Decisions Round-up: 2 to 6 December 2013

We published four deceisions this week  


Key messages:


  • Remember that FOI rights only apply to recorded information held by an authority
    When requesting information, remember that the FOI Act only applies to information actually held by public authorities. In Decision 267/2013, the requester was of the view that the authority did hold the information, but, following an investigation, we accepted that it didn’t.     


  • If dissatisfied with the response you receive from an authority, make sure you seek a review
    As a requester, if you are dissatisfied with the response you have received from the authority, it is important that you use your rights to request a review and, if necessary, follow this up with an appeal to the Commissioner. If you don’t do this, but instead make the same request in the future, the authority may be entitled to refuse the request on the basis that it is repeated (Decision 268/2013).

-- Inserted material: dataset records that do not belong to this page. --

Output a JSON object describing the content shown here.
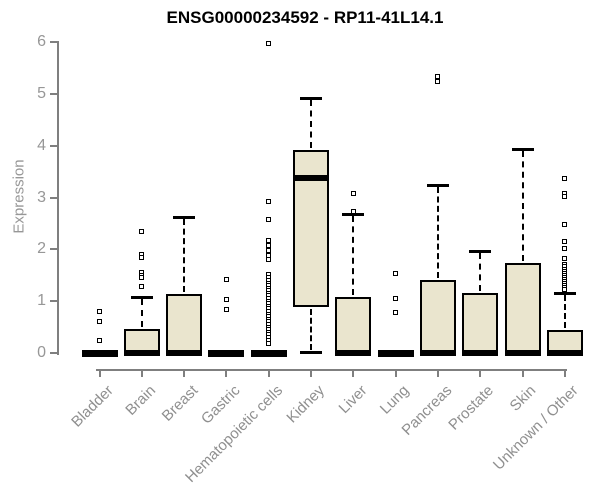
{
  "chart_data": {
    "type": "boxplot",
    "title": "ENSG00000234592 - RP11-41L14.1",
    "ylabel": "Expression",
    "xlabel": "",
    "ylim": [
      0,
      6
    ],
    "yticks": [
      0,
      1,
      2,
      3,
      4,
      5,
      6
    ],
    "grid": false,
    "legend": false,
    "categories": [
      "Bladder",
      "Brain",
      "Breast",
      "Gastric",
      "Hematopoietic cells",
      "Kidney",
      "Liver",
      "Lung",
      "Pancreas",
      "Prostate",
      "Skin",
      "Unknown / Other"
    ],
    "series": [
      {
        "category": "Bladder",
        "q1": 0,
        "median": 0,
        "q3": 0,
        "whisker_low": 0,
        "whisker_high": 0,
        "outliers": [
          0.8,
          0.6,
          0.25
        ]
      },
      {
        "category": "Brain",
        "q1": 0,
        "median": 0,
        "q3": 0.46,
        "whisker_low": 0,
        "whisker_high": 1.08,
        "outliers": [
          2.35,
          1.9,
          1.84,
          1.55,
          1.5,
          1.45,
          1.28
        ]
      },
      {
        "category": "Breast",
        "q1": 0,
        "median": 0,
        "q3": 1.13,
        "whisker_low": 0,
        "whisker_high": 2.62,
        "outliers": []
      },
      {
        "category": "Gastric",
        "q1": 0,
        "median": 0,
        "q3": 0,
        "whisker_low": 0,
        "whisker_high": 0,
        "outliers": [
          1.41,
          1.04,
          0.84
        ]
      },
      {
        "category": "Hematopoietic cells",
        "q1": 0,
        "median": 0,
        "q3": 0,
        "whisker_low": 0,
        "whisker_high": 0,
        "outliers": [
          5.97,
          2.92,
          2.57,
          2.18,
          2.08,
          1.98,
          1.88,
          1.8,
          1.51,
          1.45,
          1.4,
          1.35,
          1.3,
          1.25,
          1.2,
          1.15,
          1.1,
          1.05,
          1.0,
          0.95,
          0.9,
          0.85,
          0.8,
          0.75,
          0.7,
          0.65,
          0.6,
          0.55,
          0.5,
          0.45,
          0.4,
          0.35,
          0.3,
          0.25,
          0.18
        ]
      },
      {
        "category": "Kidney",
        "q1": 0.88,
        "median": 3.38,
        "q3": 3.91,
        "whisker_low": 0.02,
        "whisker_high": 4.92,
        "outliers": []
      },
      {
        "category": "Liver",
        "q1": 0,
        "median": 0,
        "q3": 1.09,
        "whisker_low": 0,
        "whisker_high": 2.68,
        "outliers": [
          3.08,
          2.73
        ]
      },
      {
        "category": "Lung",
        "q1": 0,
        "median": 0,
        "q3": 0,
        "whisker_low": 0,
        "whisker_high": 0,
        "outliers": [
          1.54,
          1.05,
          0.78
        ]
      },
      {
        "category": "Pancreas",
        "q1": 0,
        "median": 0,
        "q3": 1.41,
        "whisker_low": 0,
        "whisker_high": 3.24,
        "outliers": [
          5.33,
          5.24
        ]
      },
      {
        "category": "Prostate",
        "q1": 0,
        "median": 0,
        "q3": 1.15,
        "whisker_low": 0,
        "whisker_high": 1.97,
        "outliers": []
      },
      {
        "category": "Skin",
        "q1": 0,
        "median": 0,
        "q3": 1.73,
        "whisker_low": 0,
        "whisker_high": 3.93,
        "outliers": []
      },
      {
        "category": "Unknown / Other",
        "q1": 0,
        "median": 0,
        "q3": 0.44,
        "whisker_low": 0,
        "whisker_high": 1.15,
        "outliers": [
          3.37,
          3.08,
          3.01,
          2.47,
          2.15,
          2.02,
          1.83,
          1.7,
          1.66,
          1.62,
          1.58,
          1.54,
          1.5,
          1.46,
          1.42,
          1.38,
          1.34,
          1.3,
          1.26,
          1.22
        ]
      }
    ],
    "colors": {
      "box_fill": "#EAE5CE",
      "box_border": "#000000",
      "axis": "#7f7f7f",
      "tick_label": "#979797",
      "title": "#000000"
    }
  }
}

  • FOI is not the way to access your personal information
    In Decision 269/2013, the requester asked for information about a complaint he had made. Although exempt from disclosure under FOI, the requester was entitled to access the information under data protection rules.


  • Remember your duty to provide advice and assistance to requesters
    As demonstrated in Decision 270/2013, where authorities refuse to comply with a request under section 12 (excessive cost), they have a duty to advise requesters how they might bring their request within the cost limit.  This can often lead to a satisfactory outcome, without an appeal to the Commissioner. 


Decisions issued:


  • Decision 267/2013 – Mr Jonathan Flynn and Perth and Kinross Council
    Mr Flynn asked for information about a court order. We found that the Council had correctly notified Mr Flynn that it did not hold the information.


  • Decision 268/2013 – Mr H A Cook and Social Care and Social Work Improvement Scotland
    Mr Cook asked the SCSWIS when two employees had received their Regulation of Care awards. The SCSWIS refused to comply on the basis that it was a repeat of a request Mr Cook had previously made. We found in this case that the SCSWIC had been correct to conclude that the request was repeated.


  • Decision 269/2013 – David Wilson and the Scottish Public Services Ombudsman
    Mr Wilson asked for information about a complaint he had raised with the SPSO. The SPSO refused to disclose the information on the basis that its founding legislation (the SPSO Act 2002) prohibited it from disclosing the information under FOI legislation.  Mr Wilson made a separate request under the Data Protection Act for his own personal data.  While the SPSO was prohibited from disclosing it under FOI legislation, it could (and did) disclose Mr Wilson’s personal data under the Data Protection Act.         

  • Decision 270/2013 – Stephen Magee and Glasgow City Council
    During our investigation, the Council came to the view that complying with Mr Magee’s request would exceed the £600 upper cost limit under the FOI Act. We agreed, but also found that, because this matter had not been raised until the investigation, the Council had failed to provide Mr Magee with reasonable advice and assistance about how he could narrow his request and bring it under the £600 threshold.